War destroys a lot of lives, and many of those lives are that of soldiers who are both physically and/or mentally affected by their experiences — Team River Runner aims to help fix that.
A national organization first formed in Washington D.C., Team River Runners primary mission is to aid veterans and their families with healing from trauma and/or injury and give them a place to belong where they can learn something new.
The St. Louis chapter of Team River Runner was the second chapter created after the initial one was created in 2004. The St. Louis chapter runs out of the St. Louis VA Medical Center.
Tom Cooke is a veteran and said he enjoys getting to work with others who share some of his experiences. Cooke said many of the reasons kayaking is used to help veterans is because of the teamwork and split-second decisions that are required to engage in whitewater kayaking and its resemblance to combat and camaraderie.
Cooke said one of his big reasons for trying to help his fellow veterans is to help those who have PTSD due to his own struggling with it.
Team River Runner itself was originally created to help veterans from the war in Iraq and Afghanistan, but Cooke said the organization has evolved to the point of being made for all veterans, including those from the Vietnam War to now.
The group also specializes specifically in aiding disabled veterans by using specialized kayaks that are able to adapt to almost any physical disability. Recently, Cooke said he also learned how to take blind veterans kayaking.
“It takes two people to guide one blind person, so the person in front is gonna keep making [noise], I generally just say, ‘On me, on me,’ and you try to say it about every five seconds and they can follow your voice and hear you and stay in that direction,” Cooke said. “The person behind, what they’re going to do is that they’re going to yell out directions to them as far as ten-degree left [or] ten-degree right.”
While the focus of the group is on veterans, the organization also welcomes non-veterans and has numerous members and volunteers who aren’t veterans, including the original founder of the St. Louis chapter.
Kathy Pszonka, a non-veteran volunteer of the group for ten years, said she first got involved with the group due to her knowledge of some of the rivers in Arkansas where the group has their annual trip.
“I led them down the spring river and we had a lot of carnage, but we [also] had a lot of fun,” Pszonka said. “So after that when I retired I was able to practice with the veterans in the pool.”
Pszonka said her passion for kayaking makes being able to help veterans something she enjoys even more due to getting to indulge in her hobby. Safety and guidance are the primary duties of volunteers, but she said her previous career in nursing also contributes to their outings due to her keeping her nursing license updated.
Throughout her time with Team River Runner, Pszonka said she met a lot of different veterans from different wars and with different levels of combat experience.
“I remember one woman [and] she never knew how to swim and she wanted to kayak,” Pszonka said. “So I helped her learn how to swim and as an adult, that’s really hard to learn how to swim. Then she was able to get in a kayak and felt a lot more comfortable.”

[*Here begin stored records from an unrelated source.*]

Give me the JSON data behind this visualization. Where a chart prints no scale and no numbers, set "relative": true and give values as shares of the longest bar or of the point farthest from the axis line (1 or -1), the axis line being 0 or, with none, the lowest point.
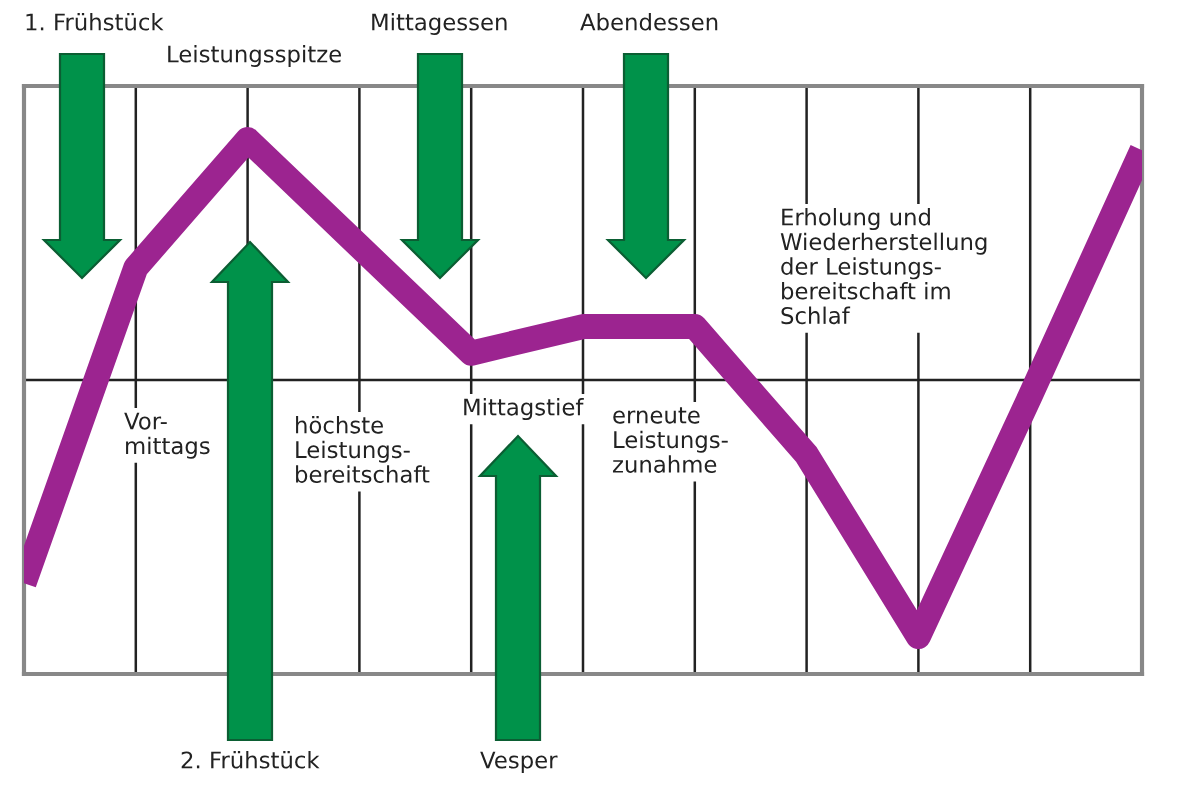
{
  "chart_data": {
    "type": "line",
    "relative": true,
    "categories": [
      null,
      null,
      null,
      null,
      null,
      null,
      null,
      null,
      null,
      null,
      null
    ],
    "series": [
      {
        "color": "#9c2490",
        "values": [
          0.17,
          0.76,
          1.0,
          0.8,
          0.6,
          0.65,
          0.65,
          0.41,
          0.07,
          0.52,
          0.98
        ]
      }
    ],
    "grid": "x",
    "ref_lines": [
      {
        "axis": "y",
        "value": 0.55,
        "color": "#222222"
      }
    ],
    "annotations": [
      "1. Frühstück",
      "Leistungsspitze",
      "Mittagessen",
      "Abendessen",
      "Vor-\nmittags",
      "höchste\nLeistungs-\nbereitschaft",
      "Mittagstief",
      "erneute\nLeistungs-\nzunahme",
      "Erholung und\nWiederherstellung\nder Leistungs-\nbereitschaft im\nSchlaf",
      "2. Frühstück",
      "Vesper"
    ]
  }
}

Another volunteer, Craig Heaton is a veteran who is involved with various other paddling groups in the area, including the Mississippi Water Trail. At Team River Runner, Heaton said he serves a specific role when it comes to organizing the large annual trip to Arkansas the group has.
Heaton said his involvement came at the request of Tim Phil, the head of the St. Louis chapter of Team River Runner, and that he believes the organization is good for many of the veterans that are a part of it.
“It is a way for veterans to get some physical therapy, but also, these guys in some cases don’t have much mobility at all and wouldn’t be experiencing any of the things that we take them out and do,” Heaton said. “It’s all about making veterans happy to live life and getting them active versus just [being] marginalized by their disability.”